Multiple local grape germplasm is available at MREC. For example, UF previously released one edible ornamental Muscadine “Southern Home” with unique maple leaf shape it is also highly resistant to Pierce’s disease, root rot etc. We are trying to breed triploid seedless “Southern Home” through inducing tetraploid and crossing with diploids.

                                                 Nano-particle-dsRNA: multiple plant species

In collaboration with UCF, we are using nanoparticles-dsRNA to suppress ethylene production and polyphenol oxidase activity to extend vase life of fresh cut flowers and to reduce physiological disorders such as browning in fresh cut fruits and vegetables.

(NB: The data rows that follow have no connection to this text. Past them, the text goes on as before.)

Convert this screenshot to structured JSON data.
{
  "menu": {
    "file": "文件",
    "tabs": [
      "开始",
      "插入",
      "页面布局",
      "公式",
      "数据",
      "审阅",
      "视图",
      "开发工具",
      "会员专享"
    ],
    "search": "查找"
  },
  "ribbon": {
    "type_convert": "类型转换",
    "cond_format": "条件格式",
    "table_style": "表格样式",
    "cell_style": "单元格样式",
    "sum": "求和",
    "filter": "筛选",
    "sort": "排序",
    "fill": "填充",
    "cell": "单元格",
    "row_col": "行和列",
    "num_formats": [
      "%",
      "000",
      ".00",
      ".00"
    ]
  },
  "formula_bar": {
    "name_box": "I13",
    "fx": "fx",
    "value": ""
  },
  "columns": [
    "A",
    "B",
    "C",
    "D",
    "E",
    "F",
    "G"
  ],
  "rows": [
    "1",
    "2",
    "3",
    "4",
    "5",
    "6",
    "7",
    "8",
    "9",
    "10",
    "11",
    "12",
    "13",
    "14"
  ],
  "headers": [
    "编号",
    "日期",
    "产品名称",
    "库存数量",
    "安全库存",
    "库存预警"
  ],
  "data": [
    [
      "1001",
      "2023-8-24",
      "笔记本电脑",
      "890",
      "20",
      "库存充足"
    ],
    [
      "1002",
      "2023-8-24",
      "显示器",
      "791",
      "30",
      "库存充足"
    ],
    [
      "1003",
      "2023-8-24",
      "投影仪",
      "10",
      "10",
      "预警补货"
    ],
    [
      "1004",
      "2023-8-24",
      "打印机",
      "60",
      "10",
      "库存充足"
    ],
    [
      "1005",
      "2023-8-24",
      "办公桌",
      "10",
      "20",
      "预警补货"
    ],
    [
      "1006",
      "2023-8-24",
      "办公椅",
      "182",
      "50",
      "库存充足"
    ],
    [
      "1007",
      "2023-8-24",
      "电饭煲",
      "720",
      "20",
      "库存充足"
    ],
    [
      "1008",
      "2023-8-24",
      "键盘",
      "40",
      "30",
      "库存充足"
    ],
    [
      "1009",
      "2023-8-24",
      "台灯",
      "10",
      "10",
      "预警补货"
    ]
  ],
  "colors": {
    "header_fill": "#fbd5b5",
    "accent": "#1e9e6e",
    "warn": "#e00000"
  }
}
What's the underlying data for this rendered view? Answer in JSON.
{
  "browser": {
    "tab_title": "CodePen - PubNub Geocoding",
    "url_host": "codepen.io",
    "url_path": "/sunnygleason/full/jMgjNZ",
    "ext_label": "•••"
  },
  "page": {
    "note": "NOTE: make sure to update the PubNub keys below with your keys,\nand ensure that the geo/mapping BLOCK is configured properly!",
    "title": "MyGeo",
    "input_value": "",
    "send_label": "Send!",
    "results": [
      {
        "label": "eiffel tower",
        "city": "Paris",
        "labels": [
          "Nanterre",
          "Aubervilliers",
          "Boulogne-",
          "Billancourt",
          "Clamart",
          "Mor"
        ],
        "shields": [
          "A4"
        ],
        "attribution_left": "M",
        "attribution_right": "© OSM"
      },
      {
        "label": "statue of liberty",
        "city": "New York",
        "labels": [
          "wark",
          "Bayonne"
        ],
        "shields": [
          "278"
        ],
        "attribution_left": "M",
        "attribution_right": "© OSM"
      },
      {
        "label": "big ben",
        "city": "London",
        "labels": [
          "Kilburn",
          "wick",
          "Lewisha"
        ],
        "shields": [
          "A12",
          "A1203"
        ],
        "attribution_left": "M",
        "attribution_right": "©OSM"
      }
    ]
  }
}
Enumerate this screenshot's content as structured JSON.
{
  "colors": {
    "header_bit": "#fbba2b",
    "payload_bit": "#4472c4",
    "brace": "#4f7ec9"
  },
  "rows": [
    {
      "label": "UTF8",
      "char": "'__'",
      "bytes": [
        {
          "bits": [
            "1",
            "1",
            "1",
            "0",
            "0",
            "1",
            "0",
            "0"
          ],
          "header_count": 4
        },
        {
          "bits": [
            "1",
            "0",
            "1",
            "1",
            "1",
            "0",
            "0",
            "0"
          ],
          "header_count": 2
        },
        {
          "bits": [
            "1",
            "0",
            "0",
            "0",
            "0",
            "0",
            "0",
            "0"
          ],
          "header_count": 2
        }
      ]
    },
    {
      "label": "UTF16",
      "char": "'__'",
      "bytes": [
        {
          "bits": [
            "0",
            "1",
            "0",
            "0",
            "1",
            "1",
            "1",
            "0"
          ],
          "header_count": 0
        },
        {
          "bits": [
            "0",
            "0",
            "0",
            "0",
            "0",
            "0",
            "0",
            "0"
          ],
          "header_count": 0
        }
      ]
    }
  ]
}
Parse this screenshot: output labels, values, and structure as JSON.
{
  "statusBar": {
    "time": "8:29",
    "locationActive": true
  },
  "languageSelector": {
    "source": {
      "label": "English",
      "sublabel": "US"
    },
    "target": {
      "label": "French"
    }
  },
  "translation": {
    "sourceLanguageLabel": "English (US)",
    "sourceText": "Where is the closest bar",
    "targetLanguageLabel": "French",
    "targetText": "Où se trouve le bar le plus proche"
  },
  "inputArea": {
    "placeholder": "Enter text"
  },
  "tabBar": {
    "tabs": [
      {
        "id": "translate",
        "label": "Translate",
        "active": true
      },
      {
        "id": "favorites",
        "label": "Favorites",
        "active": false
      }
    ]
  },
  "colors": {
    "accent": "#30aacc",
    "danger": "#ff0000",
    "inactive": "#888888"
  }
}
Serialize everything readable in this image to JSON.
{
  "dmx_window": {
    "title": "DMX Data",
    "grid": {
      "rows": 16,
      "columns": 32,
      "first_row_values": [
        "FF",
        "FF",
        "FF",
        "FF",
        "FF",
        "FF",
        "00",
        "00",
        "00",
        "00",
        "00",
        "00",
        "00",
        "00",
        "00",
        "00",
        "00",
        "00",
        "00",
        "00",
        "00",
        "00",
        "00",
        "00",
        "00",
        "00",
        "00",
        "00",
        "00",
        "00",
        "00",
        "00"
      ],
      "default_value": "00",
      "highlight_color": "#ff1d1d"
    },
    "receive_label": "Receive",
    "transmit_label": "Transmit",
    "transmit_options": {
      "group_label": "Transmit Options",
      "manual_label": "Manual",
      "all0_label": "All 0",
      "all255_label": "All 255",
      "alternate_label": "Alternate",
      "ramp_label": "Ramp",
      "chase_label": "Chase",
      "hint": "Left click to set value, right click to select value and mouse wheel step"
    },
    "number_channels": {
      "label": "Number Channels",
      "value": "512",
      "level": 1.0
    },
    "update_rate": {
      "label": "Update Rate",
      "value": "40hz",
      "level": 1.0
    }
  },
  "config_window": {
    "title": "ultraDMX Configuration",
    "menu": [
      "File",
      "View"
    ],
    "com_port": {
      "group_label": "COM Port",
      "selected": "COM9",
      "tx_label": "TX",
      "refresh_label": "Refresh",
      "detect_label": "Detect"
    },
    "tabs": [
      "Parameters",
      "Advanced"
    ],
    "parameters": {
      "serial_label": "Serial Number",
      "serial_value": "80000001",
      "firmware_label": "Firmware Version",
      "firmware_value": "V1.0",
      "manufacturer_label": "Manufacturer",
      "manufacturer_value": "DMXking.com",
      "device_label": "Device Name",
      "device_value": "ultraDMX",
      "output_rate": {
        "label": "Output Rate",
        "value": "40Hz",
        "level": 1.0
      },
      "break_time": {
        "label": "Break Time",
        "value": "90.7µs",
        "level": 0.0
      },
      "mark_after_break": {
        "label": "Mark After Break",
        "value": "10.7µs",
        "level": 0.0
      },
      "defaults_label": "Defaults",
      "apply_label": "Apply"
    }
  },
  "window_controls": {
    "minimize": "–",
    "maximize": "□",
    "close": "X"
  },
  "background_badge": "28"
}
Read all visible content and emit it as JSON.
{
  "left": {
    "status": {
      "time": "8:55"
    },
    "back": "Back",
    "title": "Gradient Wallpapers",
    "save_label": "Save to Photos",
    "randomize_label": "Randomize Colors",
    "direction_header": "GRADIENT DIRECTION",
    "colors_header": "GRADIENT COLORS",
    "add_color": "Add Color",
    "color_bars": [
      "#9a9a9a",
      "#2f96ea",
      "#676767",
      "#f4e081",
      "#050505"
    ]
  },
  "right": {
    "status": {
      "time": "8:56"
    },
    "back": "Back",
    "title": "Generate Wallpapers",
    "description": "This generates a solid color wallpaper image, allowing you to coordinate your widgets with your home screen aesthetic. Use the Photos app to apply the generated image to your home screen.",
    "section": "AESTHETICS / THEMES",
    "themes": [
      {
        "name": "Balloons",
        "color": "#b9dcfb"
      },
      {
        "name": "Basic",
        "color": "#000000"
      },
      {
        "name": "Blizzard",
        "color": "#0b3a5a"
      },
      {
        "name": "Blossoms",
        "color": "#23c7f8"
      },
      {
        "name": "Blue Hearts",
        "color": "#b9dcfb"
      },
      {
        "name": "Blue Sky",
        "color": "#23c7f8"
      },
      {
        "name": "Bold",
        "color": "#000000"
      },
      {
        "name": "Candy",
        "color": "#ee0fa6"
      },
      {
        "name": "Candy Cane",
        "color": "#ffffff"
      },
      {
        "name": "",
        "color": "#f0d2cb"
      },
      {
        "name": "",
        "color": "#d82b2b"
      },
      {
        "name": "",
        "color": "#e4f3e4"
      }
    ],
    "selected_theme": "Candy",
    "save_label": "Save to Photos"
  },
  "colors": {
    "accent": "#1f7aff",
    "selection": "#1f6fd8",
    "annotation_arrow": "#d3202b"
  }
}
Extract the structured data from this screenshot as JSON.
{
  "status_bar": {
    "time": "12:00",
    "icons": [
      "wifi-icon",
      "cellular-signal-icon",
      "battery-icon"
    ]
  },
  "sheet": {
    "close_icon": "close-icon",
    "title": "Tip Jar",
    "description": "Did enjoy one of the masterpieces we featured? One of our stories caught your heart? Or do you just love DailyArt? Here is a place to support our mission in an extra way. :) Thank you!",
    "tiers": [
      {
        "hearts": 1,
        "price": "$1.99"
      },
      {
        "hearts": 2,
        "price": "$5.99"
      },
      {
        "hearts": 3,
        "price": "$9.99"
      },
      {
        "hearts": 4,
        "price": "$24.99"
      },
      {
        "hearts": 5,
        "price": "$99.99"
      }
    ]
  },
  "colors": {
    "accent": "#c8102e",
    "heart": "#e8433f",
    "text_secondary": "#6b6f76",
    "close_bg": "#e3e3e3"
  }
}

                                                                     Genetic mapping: Lettuce

In collaboration with UC-Davis, we use a RIL mapping population (PI251246 X Armenia) to conduct QTL mapping of traits related to seed/seedling vigor. We have observed distinct responses of two parents to salinity, high temperature, far-red, PEG and darkness etc.

 

 

                                                         Effects of LED light: multiple plant species

We have purchased two programmable LED plant lighting systems with seven different wavelengths. We are currently sponsored by Eco Convergence Group to test different wavelengths of LED light on lettuce growth, nutritional quality and postharvest quality. LED lights are also applied to different ornamental plant species to examine their effects on flowering and plant architecture. Photosynthesis under different treatments will be determined using LiCOR6800.  We are currently testing LED effects on accumulation of antioxidant and amino acid, reduction of postharvest browning in oyster, king oyster, bottom white mushrooms.

      

                                                  Host Plant Silencing: multiple plant species

We are generating lettuce and tobacco with expression of gut dsRNA and insecticidal protein to arrest reproduction of whiteflies. Regenerating plants will be limited to enclosed nurseries or indoor crop production for biological control of phloem-sucking insects.

 

                  Manipulating microRNAs and their targets to regulate plant flowering and leaf development

We are continuing projects previously developed at UC-Davis to suppress or express different miRs and their targets to study the functions in plant development and stress responses.